Exposure Therapy Steps
Panic Attack Confrontation
So how were each of the steps?
- Steps 1-3: these were panic attack free.
- Step 4: this is where the “what if’s” took over my mind: what happens if I am up there and I have a panic attack? Or if I become ill and can’t get help? I was torn; I looked at the mountains and thought “I want to go up there”. When people came down from their hikes, I kept thinking “I want to do that”. Eventually I talked myself into accepting that people do this every day and that whatever happens, it will pass.
- Step 5: I plucked up the courage and I selected a hike on Grizedale pike. Picking the hike was panic free and exciting.
- Steps 6-9: the next day, we packed, drove to the location and parked at the car park. I had a lot of what if’s going through my head “what if I panic, what if the dizziness kicks in, what if I fall, what if people notice me nervous, what if people think I am stupid, what if I pass out”. But I didn’t back off from it, I reassured myself saying “So what. If I have a panic attack, it will pass. If I become ill, I will sit until it passes or send my girlfriend for help. I have nothing to fear, people do this every day.”
- Step 10: we began the first climb up some steps, through some trees and then into the open. It felt great being out in the open air and knowing that this was a chance to kick my panic’s ass. The views from the first part were amazing, I wondered how great it must be at the top. I started to become mildly excited that I could be possibly to beat this panic attack demon…
Panic Attack Management
We approached the last section before the summit, which is a bit of a scramble. And then BAM, the sneaky little bastard was there. It had its hands around my throat, was stirring the contents of my stomach, playing drums on my heart and brushing my mind with a feather duster making it all fuzzy. How can something do all these things simultaneously? Could this be where my aspiration for panic attack management goes out the window? My breathing was funny and I became paralysed with fear. All I kept thinking was I need to get off this scramble NOW! I explained to my girlfriend what was happening and she calmly said “we can go down”. Once again, this means running from all situations when I feel panic. But then a thought came back: ”I can’t continue to live like this, this feeling will pass!”
Kneeling facing the rocks, I ensured that I did not look down or around, then ensured that my feet were stable and my hands were securely holding the rock and I did the following:
- Breathe: deep and slow
- Positive Thinking: the worst that will happen is that I sit here and there are no threats. This is temporary and it will pass.
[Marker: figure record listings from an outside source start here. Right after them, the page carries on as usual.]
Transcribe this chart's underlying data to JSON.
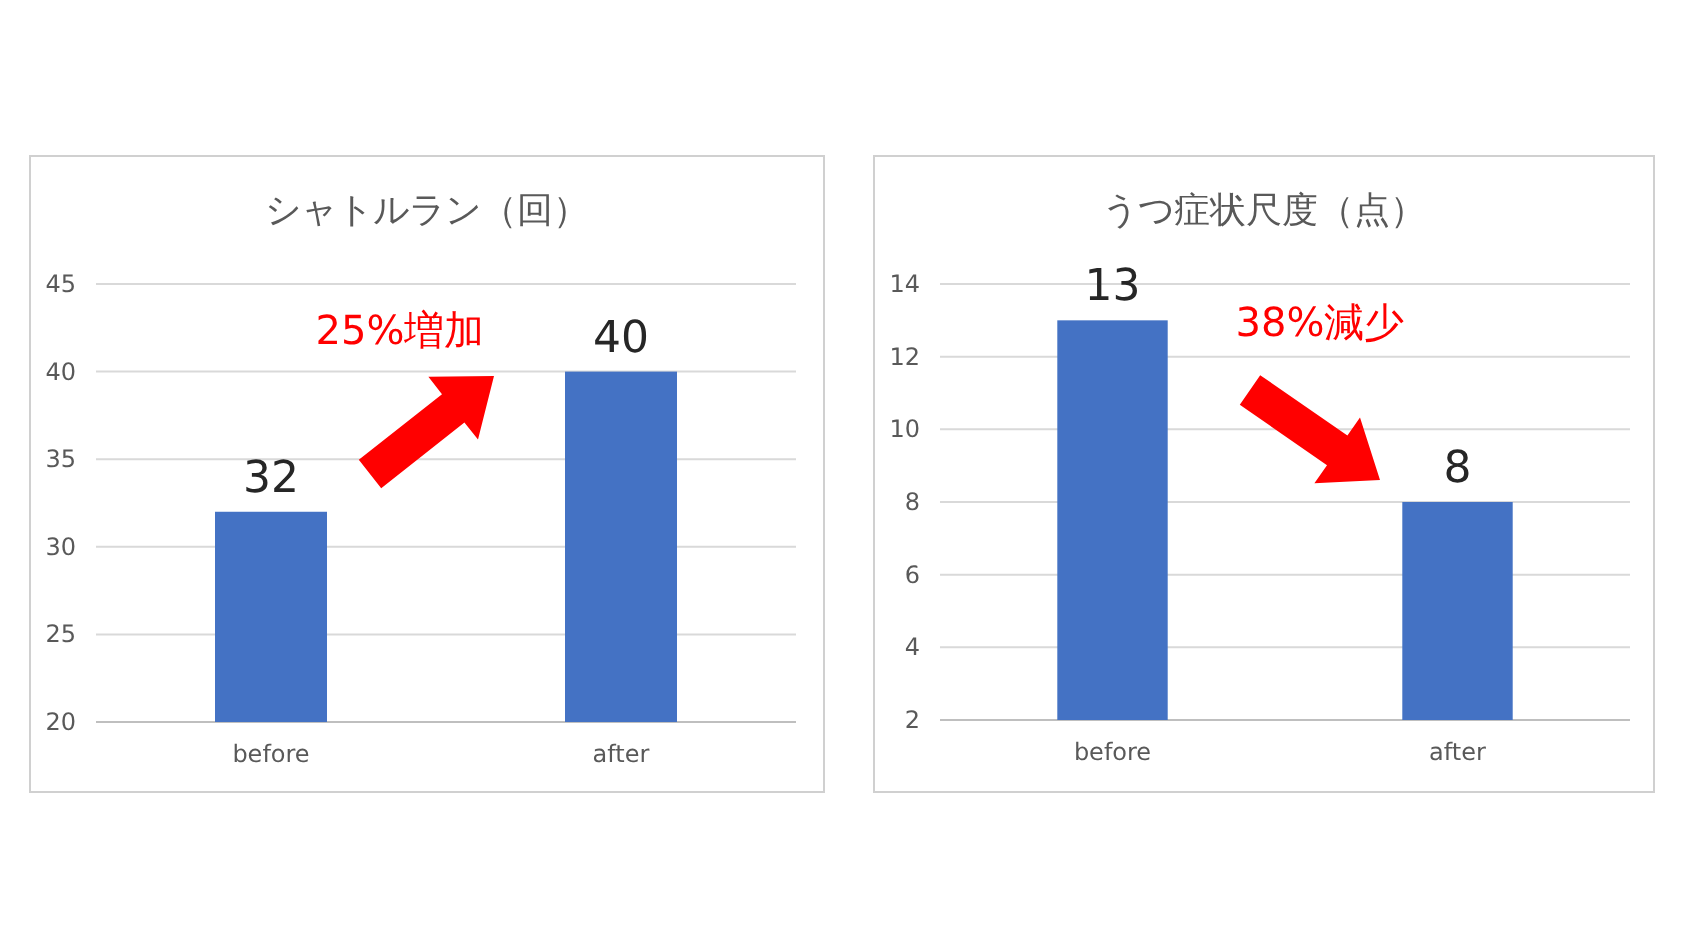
{
  "chart_data": [
    {
      "type": "bar",
      "title": "シャトルラン（回）",
      "categories": [
        "before",
        "after"
      ],
      "values": [
        32,
        40
      ],
      "color": "#4472c4",
      "ylim": [
        20,
        45
      ],
      "yticks": [
        20,
        25,
        30,
        35,
        40,
        45
      ],
      "grid": "y",
      "data_labels": true,
      "annotations": [
        "25%増加"
      ]
    },
    {
      "type": "bar",
      "title": "うつ症状尺度（点）",
      "categories": [
        "before",
        "after"
      ],
      "values": [
        13,
        8
      ],
      "color": "#4472c4",
      "ylim": [
        2,
        14
      ],
      "yticks": [
        2,
        4,
        6,
        8,
        10,
        12,
        14
      ],
      "grid": "y",
      "data_labels": true,
      "annotations": [
        "38%減少"
      ]
    }
  ]
}
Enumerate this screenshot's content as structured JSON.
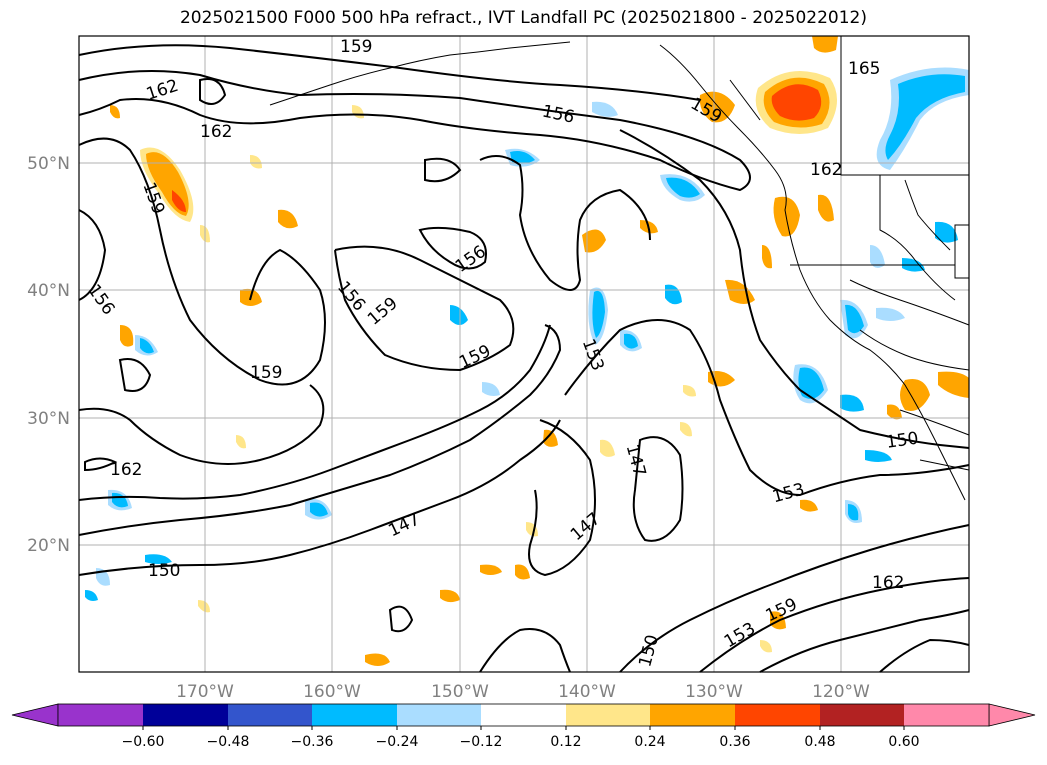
{
  "title": "2025021500 F000 500 hPa refract., IVT Landfall PC (2025021800 - 2025022012)",
  "map": {
    "lat_labels": [
      "50°N",
      "40°N",
      "30°N",
      "20°N"
    ],
    "lon_labels": [
      "170°W",
      "160°W",
      "150°W",
      "140°W",
      "130°W",
      "120°W"
    ],
    "contour_labels": [
      {
        "text": "159"
      },
      {
        "text": "162"
      },
      {
        "text": "162"
      },
      {
        "text": "165"
      },
      {
        "text": "156"
      },
      {
        "text": "159"
      },
      {
        "text": "162"
      },
      {
        "text": "159"
      },
      {
        "text": "156"
      },
      {
        "text": "156"
      },
      {
        "text": "159"
      },
      {
        "text": "156"
      },
      {
        "text": "159"
      },
      {
        "text": "159"
      },
      {
        "text": "153"
      },
      {
        "text": "162"
      },
      {
        "text": "147"
      },
      {
        "text": "147"
      },
      {
        "text": "147"
      },
      {
        "text": "150"
      },
      {
        "text": "153"
      },
      {
        "text": "150"
      },
      {
        "text": "162"
      },
      {
        "text": "153"
      },
      {
        "text": "159"
      },
      {
        "text": "150"
      }
    ]
  },
  "colorbar": {
    "ticks": [
      "−0.60",
      "−0.48",
      "−0.36",
      "−0.24",
      "−0.12",
      "0.12",
      "0.24",
      "0.36",
      "0.48",
      "0.60"
    ],
    "colors": [
      "#9933cc",
      "#000099",
      "#3355cc",
      "#00bbff",
      "#aaddff",
      "#ffffff",
      "#ffe68a",
      "#ffa500",
      "#ff4500",
      "#b22222",
      "#ff88aa"
    ]
  }
}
- Relax my muscles: sit down
Panic Attacks are temporary
I was shaking, but could feel the panic subside a bit. I looked at the view and thought “I wonder how great it is at the top”. I then turned and began to scramble as fast as I could to the top.
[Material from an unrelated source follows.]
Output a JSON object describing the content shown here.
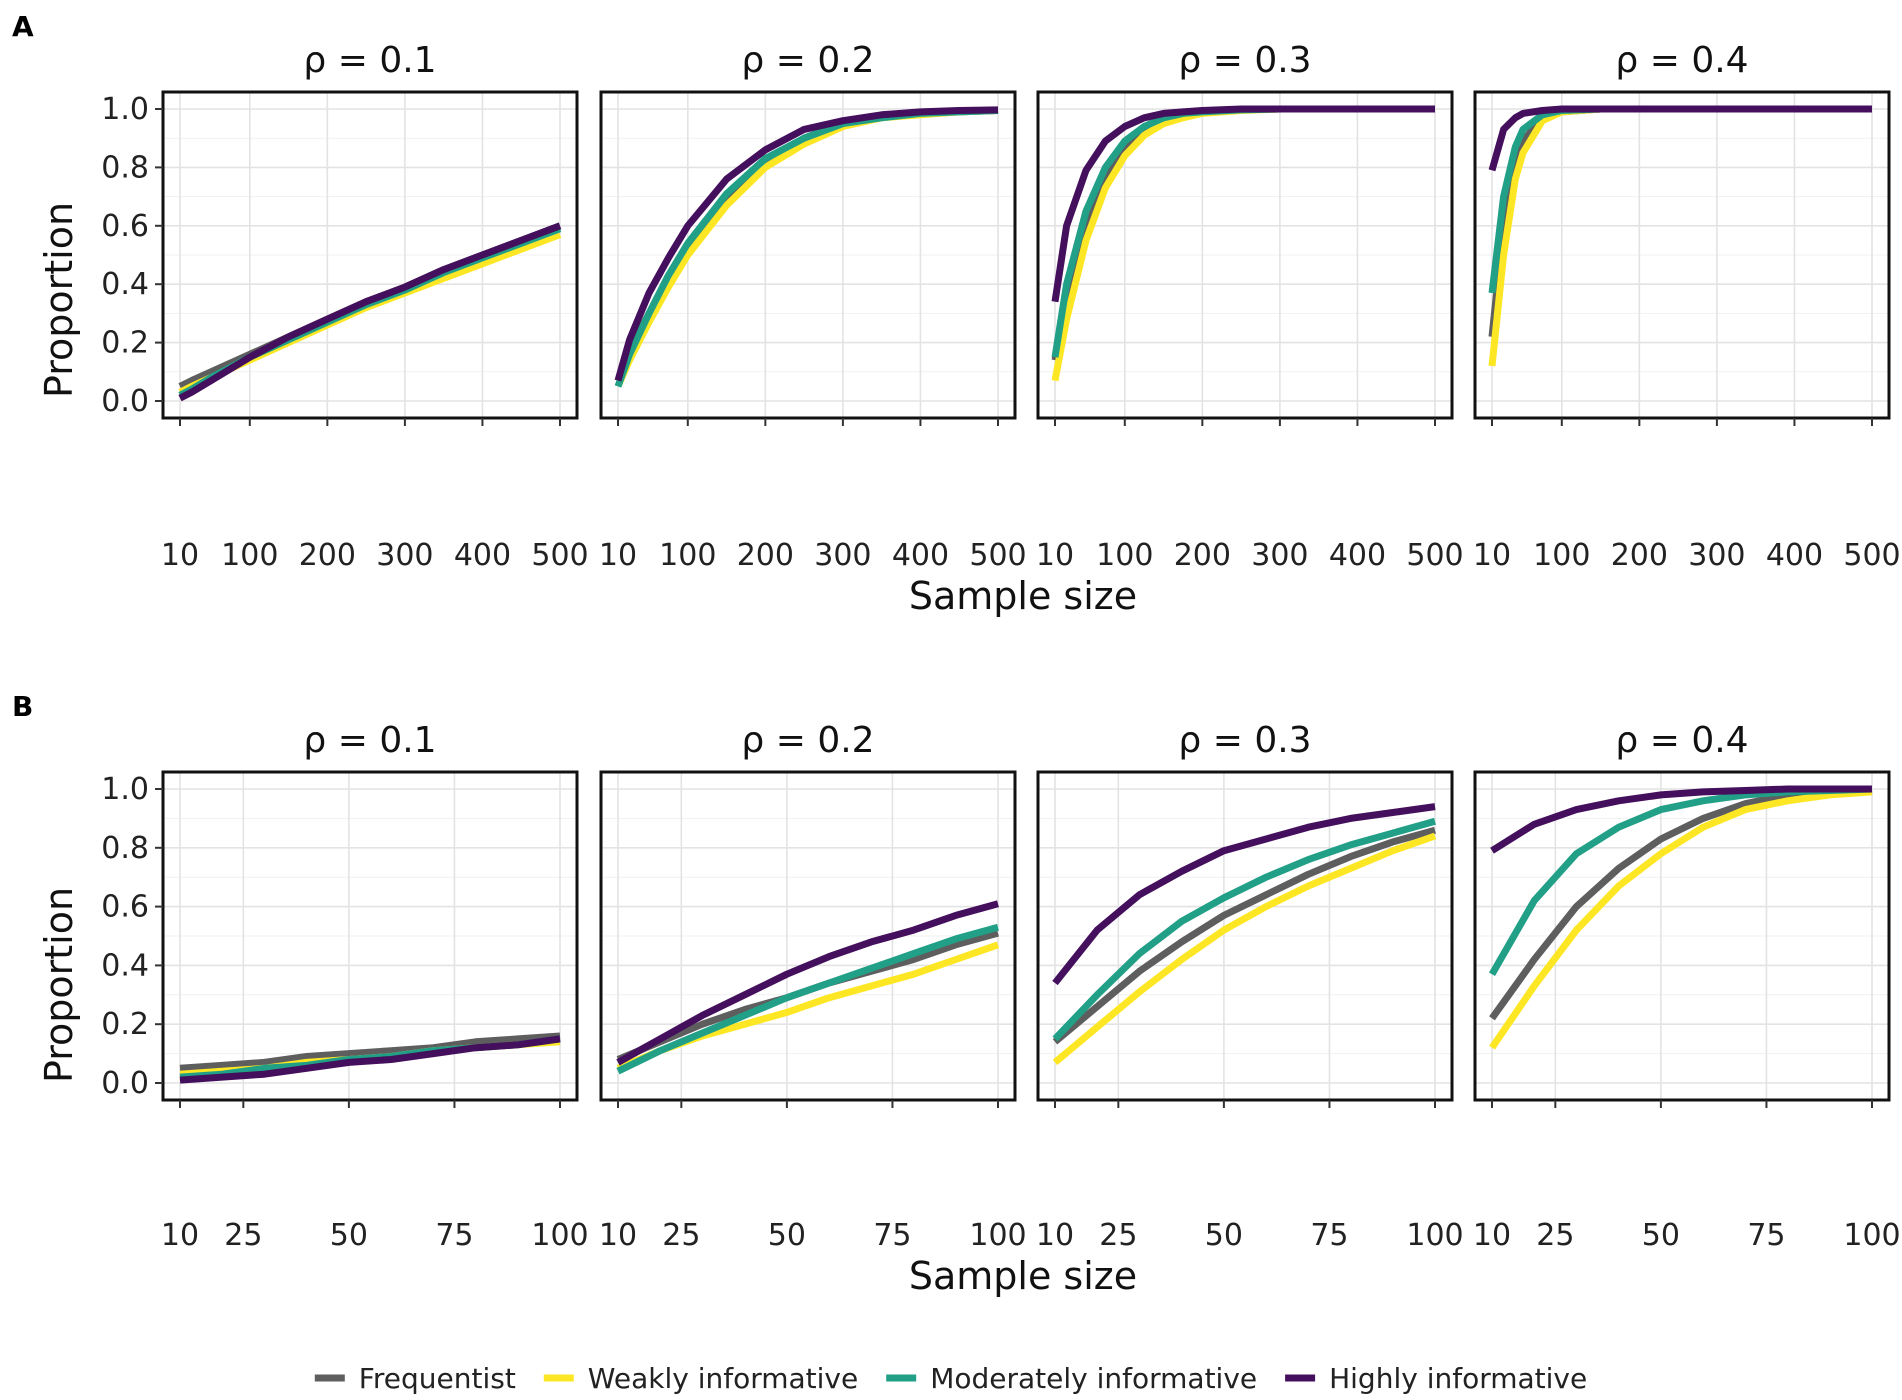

Still with my hands on the ground, I reached the summit, crawled away from the edge of the scramble and stood up. I had made it, I was shaky, but had made it. OMG the sneaky little bastard left me alone, I waited for the panic to subside, then it left.
My body was in fight or flight mode without just cause. I was totally safe, the rocks were dry, I had good foot and hand holds and my girlfriend for support. It went something like this:
Panic Attack Exposure
Afterwards I felt so tired and shakey, this photo was taken just after those moments; living proof that it is possible to face your fears and wait for the panic to subside. I have since climbed many more strenuous and higher summits (5,895m highest to date), but Grizedale Pike and Keswick always hold a special place in my heart.
This can also happen for you. Remember, you are in control.
Do you have any pivotal moments during recovery?
Our only constant in life is change.